Quick question: When you see the words ‘video game’ and ‘AI’ in the description of the latest sci-fi themed release, what is your initial, gut reaction? If it’s “AI gone mad and murdered/sent other AIs to murder everyone”, then Rumu may seem like another one of those. I’m not judging you by the way-that was my initial reaction as well-it’s just a statement on the state of sci-fi themed video game stories; we’ve seen the same story in a myriad of variations-either in quality or details. Thus, when seeing the premise of Rumu, which is the journey to sentience of a single emotion vacuum cleaner and the discovery of the smart house it cleans and the family, which owns it. As one expects, it’s filled with AIs that you can interact with and-within minutes of starting the game-something is terribly wrong with the situation.

But, Rumu has more novel and nuanced intentions, than being another ‘by-the-books’ sci-fi video game narrative. It’s a quirky and poignant story of love and the complicated state of humans and their creations. It feels more inspired by ancient Greek tragedies, rather than 2001 A space odyssey or Blade Runner, and it’s those sensibilities presented and adjusted to the science fiction genre, that impacted me so. Its environmental story-telling, unreliable perspectives, smart writing-for dialogue narrative and collectibles- and known tropes of the genre such as creepy visuals and off-putting writing, which separate Rumu from many others. It’s a narrative that manages to leapfrog many pitfalls of other sci-fi tales, such as it does not bite off more than it can chew; the game took me 4 hours to complete and I never felt bored or that the plot was stagnant. Moreover, it does not try to be a cautionary tale about vacuum cleaners becoming sentient (it is more self-aware and funny to not do that) or the extreme impact technology can have in our lives; *Spoilers Ahead* instead it’s an exploration of why someone would even want a vacuum cleaner and the house’s AI to be sentient and capable of feelings. Obviously, this is a narrative driven experience and that is why you should play it, thus I don’t want to expand too much on the narrative and ruin the great moments it offers. Regardless, a surprising element that worked excellently is the gameplay and puzzle design; although unchallenging and very simplistic, the mixing of gameplay and narrative worked surprisingly well. It’s not the difficulty of what you must do, that makes the player focus and get invested, it’s how thematically and narratively appropriate it is, especially when the story delights in switching from funny (it got more than a few good laughs out of me), to suspenseful, to worrisome, to unnerving and tragic, just to name some of the myriad of emotions I went through while playing Rumu. Moreover, it’s a beautiful game, designed to look like the near future smart-home, populated with smart appliances and neon-colored backgrounds. Music-wise, the game uses its soundtrack to enhance the narrative and dramatic impact of the scenes, which made me a big fan of the soundtrack, and of the voice-acting, which was excellent.
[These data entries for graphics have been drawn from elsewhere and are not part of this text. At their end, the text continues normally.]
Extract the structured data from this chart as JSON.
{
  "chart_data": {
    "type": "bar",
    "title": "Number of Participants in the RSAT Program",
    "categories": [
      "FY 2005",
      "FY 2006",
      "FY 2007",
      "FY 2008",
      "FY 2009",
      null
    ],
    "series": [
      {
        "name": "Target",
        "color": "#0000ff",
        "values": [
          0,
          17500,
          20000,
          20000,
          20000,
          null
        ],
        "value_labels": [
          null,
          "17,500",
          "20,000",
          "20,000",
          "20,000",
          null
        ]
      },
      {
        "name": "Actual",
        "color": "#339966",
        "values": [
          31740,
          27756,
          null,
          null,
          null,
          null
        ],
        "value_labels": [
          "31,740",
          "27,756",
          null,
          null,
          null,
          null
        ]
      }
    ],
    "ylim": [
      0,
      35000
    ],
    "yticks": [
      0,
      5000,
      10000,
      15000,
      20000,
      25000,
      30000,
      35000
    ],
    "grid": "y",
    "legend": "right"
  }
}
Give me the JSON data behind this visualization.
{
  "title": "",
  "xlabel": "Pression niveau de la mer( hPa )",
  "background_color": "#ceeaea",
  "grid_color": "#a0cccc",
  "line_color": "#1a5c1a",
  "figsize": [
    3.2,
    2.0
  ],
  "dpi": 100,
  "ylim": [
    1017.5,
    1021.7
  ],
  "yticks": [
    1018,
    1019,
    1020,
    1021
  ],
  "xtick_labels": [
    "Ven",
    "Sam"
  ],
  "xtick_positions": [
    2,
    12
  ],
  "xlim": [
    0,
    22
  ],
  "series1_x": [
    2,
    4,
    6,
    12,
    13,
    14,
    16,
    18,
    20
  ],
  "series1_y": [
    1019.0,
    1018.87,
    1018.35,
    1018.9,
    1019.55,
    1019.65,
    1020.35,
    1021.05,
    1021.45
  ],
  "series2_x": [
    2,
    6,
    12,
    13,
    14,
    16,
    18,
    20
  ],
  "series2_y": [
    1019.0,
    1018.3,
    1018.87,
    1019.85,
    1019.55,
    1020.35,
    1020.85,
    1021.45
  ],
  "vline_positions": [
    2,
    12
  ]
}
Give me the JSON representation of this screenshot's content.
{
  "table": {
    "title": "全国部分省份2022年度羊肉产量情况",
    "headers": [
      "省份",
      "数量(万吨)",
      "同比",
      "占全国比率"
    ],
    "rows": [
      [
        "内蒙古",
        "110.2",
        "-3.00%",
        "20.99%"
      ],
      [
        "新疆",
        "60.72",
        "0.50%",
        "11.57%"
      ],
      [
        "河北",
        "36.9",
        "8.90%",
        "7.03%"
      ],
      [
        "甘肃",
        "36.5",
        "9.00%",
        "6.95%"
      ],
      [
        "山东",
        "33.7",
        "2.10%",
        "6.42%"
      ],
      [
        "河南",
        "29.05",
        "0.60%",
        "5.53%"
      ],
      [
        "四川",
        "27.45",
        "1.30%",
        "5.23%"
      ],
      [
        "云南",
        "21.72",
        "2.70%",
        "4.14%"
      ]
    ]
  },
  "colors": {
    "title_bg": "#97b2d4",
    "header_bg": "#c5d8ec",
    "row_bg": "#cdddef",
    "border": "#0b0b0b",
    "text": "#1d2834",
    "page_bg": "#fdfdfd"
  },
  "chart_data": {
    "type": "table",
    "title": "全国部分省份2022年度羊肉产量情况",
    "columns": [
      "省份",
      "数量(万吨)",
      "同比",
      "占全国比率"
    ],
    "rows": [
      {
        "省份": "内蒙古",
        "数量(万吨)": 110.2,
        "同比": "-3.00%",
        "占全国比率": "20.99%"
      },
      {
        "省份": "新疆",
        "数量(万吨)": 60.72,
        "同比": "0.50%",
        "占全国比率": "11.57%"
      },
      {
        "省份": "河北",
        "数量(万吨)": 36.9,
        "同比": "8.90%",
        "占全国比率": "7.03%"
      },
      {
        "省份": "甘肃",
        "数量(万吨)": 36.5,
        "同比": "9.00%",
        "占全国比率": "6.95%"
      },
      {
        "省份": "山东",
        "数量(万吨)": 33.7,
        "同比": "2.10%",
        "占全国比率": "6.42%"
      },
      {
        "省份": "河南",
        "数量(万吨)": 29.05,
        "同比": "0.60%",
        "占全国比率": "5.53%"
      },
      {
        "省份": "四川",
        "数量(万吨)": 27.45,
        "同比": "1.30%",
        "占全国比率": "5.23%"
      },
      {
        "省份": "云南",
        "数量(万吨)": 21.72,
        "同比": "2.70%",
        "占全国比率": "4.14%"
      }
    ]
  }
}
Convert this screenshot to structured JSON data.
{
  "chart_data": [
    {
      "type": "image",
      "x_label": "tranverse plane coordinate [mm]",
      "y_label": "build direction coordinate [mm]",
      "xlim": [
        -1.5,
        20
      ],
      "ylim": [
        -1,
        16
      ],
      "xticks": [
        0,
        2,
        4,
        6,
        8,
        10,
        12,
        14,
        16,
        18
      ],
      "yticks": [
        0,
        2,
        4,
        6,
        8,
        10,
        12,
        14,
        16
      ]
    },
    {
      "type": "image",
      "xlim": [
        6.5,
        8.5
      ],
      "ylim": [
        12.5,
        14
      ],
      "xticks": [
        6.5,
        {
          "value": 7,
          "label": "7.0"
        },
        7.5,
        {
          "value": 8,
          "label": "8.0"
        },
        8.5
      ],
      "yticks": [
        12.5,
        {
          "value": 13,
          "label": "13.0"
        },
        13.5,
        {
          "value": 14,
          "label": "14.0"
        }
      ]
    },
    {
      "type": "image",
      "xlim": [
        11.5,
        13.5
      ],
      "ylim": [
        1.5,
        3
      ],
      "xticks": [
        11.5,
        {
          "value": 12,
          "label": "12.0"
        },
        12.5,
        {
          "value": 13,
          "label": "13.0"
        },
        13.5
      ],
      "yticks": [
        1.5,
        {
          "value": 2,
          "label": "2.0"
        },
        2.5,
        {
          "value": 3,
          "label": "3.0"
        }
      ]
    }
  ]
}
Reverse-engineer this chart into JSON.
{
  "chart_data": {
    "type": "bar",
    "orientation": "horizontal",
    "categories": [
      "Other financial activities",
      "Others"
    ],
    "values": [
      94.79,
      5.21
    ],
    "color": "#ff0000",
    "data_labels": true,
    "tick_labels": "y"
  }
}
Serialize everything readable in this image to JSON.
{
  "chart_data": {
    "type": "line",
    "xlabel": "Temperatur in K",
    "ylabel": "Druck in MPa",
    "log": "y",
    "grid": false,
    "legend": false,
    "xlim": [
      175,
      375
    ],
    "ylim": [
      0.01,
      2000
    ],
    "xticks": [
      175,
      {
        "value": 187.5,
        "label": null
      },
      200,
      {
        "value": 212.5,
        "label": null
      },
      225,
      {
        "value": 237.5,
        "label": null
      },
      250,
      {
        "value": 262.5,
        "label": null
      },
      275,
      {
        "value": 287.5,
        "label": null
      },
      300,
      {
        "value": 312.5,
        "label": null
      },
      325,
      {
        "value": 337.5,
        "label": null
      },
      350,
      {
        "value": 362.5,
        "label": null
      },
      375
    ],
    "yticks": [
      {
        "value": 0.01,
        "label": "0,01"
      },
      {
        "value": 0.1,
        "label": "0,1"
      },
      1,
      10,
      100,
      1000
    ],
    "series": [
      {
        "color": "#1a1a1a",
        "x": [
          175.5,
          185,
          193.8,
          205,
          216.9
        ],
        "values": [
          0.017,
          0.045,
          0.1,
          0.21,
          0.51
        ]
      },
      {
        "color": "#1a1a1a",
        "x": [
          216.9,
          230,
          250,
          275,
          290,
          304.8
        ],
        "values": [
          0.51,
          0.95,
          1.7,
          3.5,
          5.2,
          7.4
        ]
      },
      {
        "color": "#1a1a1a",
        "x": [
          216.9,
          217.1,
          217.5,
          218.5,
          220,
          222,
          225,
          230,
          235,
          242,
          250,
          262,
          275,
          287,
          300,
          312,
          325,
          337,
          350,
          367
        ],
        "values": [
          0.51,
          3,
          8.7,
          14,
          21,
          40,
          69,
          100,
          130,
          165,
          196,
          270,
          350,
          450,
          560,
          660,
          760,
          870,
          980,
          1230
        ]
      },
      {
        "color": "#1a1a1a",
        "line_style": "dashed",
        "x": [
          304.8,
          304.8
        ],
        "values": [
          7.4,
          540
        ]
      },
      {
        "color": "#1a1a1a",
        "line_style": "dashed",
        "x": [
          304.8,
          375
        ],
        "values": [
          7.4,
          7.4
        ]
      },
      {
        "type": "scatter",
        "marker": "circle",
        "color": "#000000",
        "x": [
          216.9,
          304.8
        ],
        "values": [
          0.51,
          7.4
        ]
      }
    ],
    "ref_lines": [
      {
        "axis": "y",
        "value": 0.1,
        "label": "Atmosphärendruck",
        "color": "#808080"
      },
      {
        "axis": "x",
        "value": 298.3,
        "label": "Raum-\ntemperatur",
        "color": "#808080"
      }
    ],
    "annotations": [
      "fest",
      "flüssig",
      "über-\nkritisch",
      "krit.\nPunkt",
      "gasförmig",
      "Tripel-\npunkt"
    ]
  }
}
Just like with any game, if you dig deep enough, you’ll find plenty to critique and Rumu is not different; it’s mechanically unchallenging, does not explain certain aspects very well (I only realized I could WASD my way around, in the last 20 minutes of the game) and the expected loopholes, are just some of my ‘issues’ with Rumu. But, I feel that it’s a disservice to talk about these things in a review of a game, sold as a narrative-driven adventure; not because the only thing that matters is the story, but because the only thing that matters above all else, is the experience and there’s plenty to love about the experience I’ve had with Rumu.